Source : Cet article est partiellement ou en totalité issu de l’article de François Hinard, Histoire romaine. Tome I. Des origines à Auguste, Fayard, 2000

Notes

[1] La guerre civile de César, appelée aussi guerre civile romaine de 49 av. J.-C. ou guerre civile entre César et Pompée, est un des derniers conflits intérieurs de la République romaine, et fait partie de la liste des nombreuses guerres civiles romaines. Elle a consisté en une série de heurts politiques et militaires entre Jules César, ses alliés politiques et ses légions d’une part, et la faction conservatrice du Sénat romain, appelée aussi optimates, épaulée par les légions de Pompée d’autre part.

[2] Optimates, tendance politique aristocratique et conservatrice qui marqua le dernier siècle de la République romaine, par son opposition aux populares. Ce ne fut pas un parti politique au sens moderne, mais un clivage majeur dans les luttes politiques et sociales romaines, permettant aux acteurs politiques de se situer face au réformisme et au populisme des populares au sein d’alliances personnelles souvent mouvantes.

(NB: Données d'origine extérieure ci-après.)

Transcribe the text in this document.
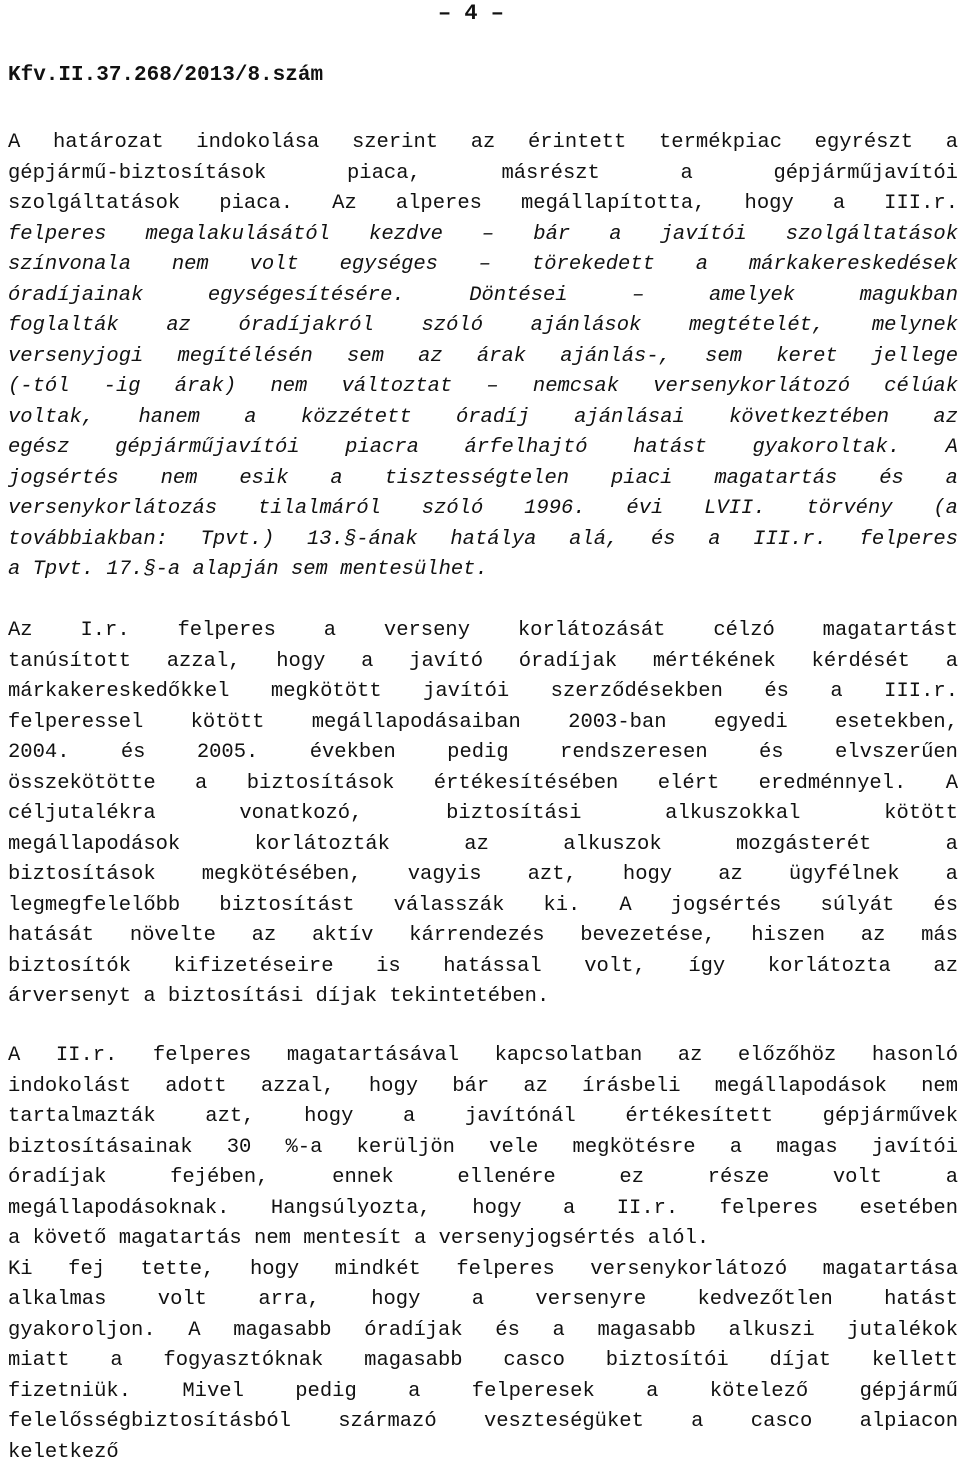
– 4 –
Kfv.II.37.268/2013/8.szám
A határozat indokolása szerint az érintett termékpiac egyrészt a
gépjármű-biztosítások piaca, másrészt a gépjárműjavítói
szolgáltatások piaca. Az alperes megállapította, hogy a III.r.
felperes megalakulásától kezdve – bár a javítói szolgáltatások
színvonala nem volt egységes – törekedett a márkakereskedések
óradíjainak egységesítésére. Döntései – amelyek magukban
foglalták az óradíjakról szóló ajánlások megtételét, melynek
versenyjogi megítélésén sem az árak ajánlás-, sem keret jellege
(-tól -ig árak) nem változtat – nemcsak versenykorlátozó célúak
voltak, hanem a közzétett óradíj ajánlásai következtében az
egész gépjárműjavítói piacra árfelhajtó hatást gyakoroltak. A
jogsértés nem esik a tisztességtelen piaci magatartás és a
versenykorlátozás tilalmáról szóló 1996. évi LVII. törvény (a
továbbiakban: Tpvt.) 13.§-ának hatálya alá, és a III.r. felperes
a Tpvt. 17.§-a alapján sem mentesülhet.
Az I.r. felperes a verseny korlátozását célzó magatartást
tanúsított azzal, hogy a javító óradíjak mértékének kérdését a
márkakereskedőkkel megkötött javítói szerződésekben és a III.r.
felperessel kötött megállapodásaiban 2003-ban egyedi esetekben,
2004. és 2005. években pedig rendszeresen és elvszerűen
összekötötte a biztosítások értékesítésében elért eredménnyel. A
céljutalékra vonatkozó, biztosítási alkuszokkal kötött
megállapodások korlátozták az alkuszok mozgásterét a
biztosítások megkötésében, vagyis azt, hogy az ügyfélnek a
legmegfelelőbb biztosítást válasszák ki. A jogsértés súlyát és
hatását növelte az aktív kárrendezés bevezetése, hiszen az más
biztosítók kifizetéseire is hatással volt, így korlátozta az
árversenyt a biztosítási díjak tekintetében.
A II.r. felperes magatartásával kapcsolatban az előzőhöz hasonló
indokolást adott azzal, hogy bár az írásbeli megállapodások nem
tartalmazták azt, hogy a javítónál értékesített gépjárművek
biztosításainak 30 %-a kerüljön vele megkötésre a magas javítói
óradíjak fejében, ennek ellenére ez része volt a
megállapodásoknak. Hangsúlyozta, hogy a II.r. felperes esetében
a követő magatartás nem mentesít a versenyjogsértés alól.
Ki fej tette, hogy mindkét felperes versenykorlátozó magatartása
alkalmas volt arra, hogy a versenyre kedvezőtlen hatást
gyakoroljon. A magasabb óradíjak és a magasabb alkuszi jutalékok
miatt a fogyasztóknak magasabb casco biztosítói díjat kellett
fizetniük. Mivel pedig a felperesek a kötelező gépjármű
felelősségbiztosításból származó veszteségüket a casco alpiacon
keletkező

[3] La bataille de Pharsale s’est déroulée en Thessalie, près de la ville du même nom, le 9 août 48 av.jc, pendant la guerre civile romaine qui opposait le clan de César à celui de Pompée. En gagnant cette bataille dans laquelle il était en grande infériorité numérique, César prit un avantage décisif sur le camp adverse.

[4] Lesbos est une île grecque de la périphérie d’Egée Septentrionale, souvent aussi appelée du nom de sa capitale Mytilène. L’île présente plusieurs centres d’intérêt, notamment culturel (vestiges antiques), géologique, gastronomique et religieux. Lesbos est aussi connue dans le monde antique pour la qualité de ses vins et de son bois de construction pour les navires et pour son marbre bleu clair.

[5] Mytilène est la principale ville de Lesbos, une île grecque de la mer Égée. Elle est bâtie sur la pointe sud de l’île, à proximité de la côte turque.

[6] Dans la Rome antique, les questeurs sont des magistrats romains annuels comptables des finances, responsables du règlement des dépenses et de l’encaissement des recettes publiques. Ils sont les gardiens du Trésor public, chargés des finances de l’armée et des provinces, en relation avec les consuls, les promagistrats et les publicains. Maintenue sous le Haut-Empire avec son rôle comptable, cette fonction se réduit sous le Bas-Empire à une magistrature honorifique et coûteuse exercée uniquement à Rome.

[7] La conjuration de Catilina est un complot politique visant la prise du pouvoir à Rome en 63 av. J.-C. par le sénateur Lucius Sergius Catilina. Devenue la capitale d’un empire en croissance rapide, la Ville est alors depuis longtemps à l’abri d’une attaque ennemie, mais depuis la Guerre sociale (de 91 à 88), elle doit faire face à de nombreux troubles qui mettent à mal les institutions de la République romaine et sa population. Le complot ourdi par Catilina et ses partisans ne ressemble pourtant en rien à ce que la République romaine a connu jusqu’alors. Déçu par un double échec lors de l’élection au consulat, Catilina organise secrètement une conjuration qui vise à éliminer une partie de l’élite politique romaine et à s’emparer du pouvoir politique suprême en s’appuyant sur les frustrations d’une partie de la nobilitas romaine et de certains notables italiens.

[8] Les édiles étaient des magistrats de la Rome antique. Leur fonction primitive était liée à l’administration urbaine de Rome. L’édilité est intégrée au cursus honorum. En 365av.jc, selon Tite-Live, le Sénat crée les édiles curules, qui sont recrutés parmi les patriciens. Ils furent mis en place parce que les édiles plébéiens refusaient d’étendre les ludi magni à quatre jours au lieu de trois. L’édilité curule fut néanmoins ouverte rapidement aux plébéiens. Les édiles curules sont supérieurs aux édiles plébéiens : ils disposent de la chaise curule (les édiles plébéiens doivent se contenter du subsellium), de la toge prétexte, ils ont le ius edicendi, c’est-à-dire le pouvoir de publier des édits dans leurs domaines d’action. Au Sénat ils ont la préséance sur leurs collègues plébéiens.

[9] L’Achaïe est une province romaine comprenant le sud de la Grèce moderne, fondée en 27 av.jc lors de la réorganisation de l’Empire par Auguste après la période des guerres civiles.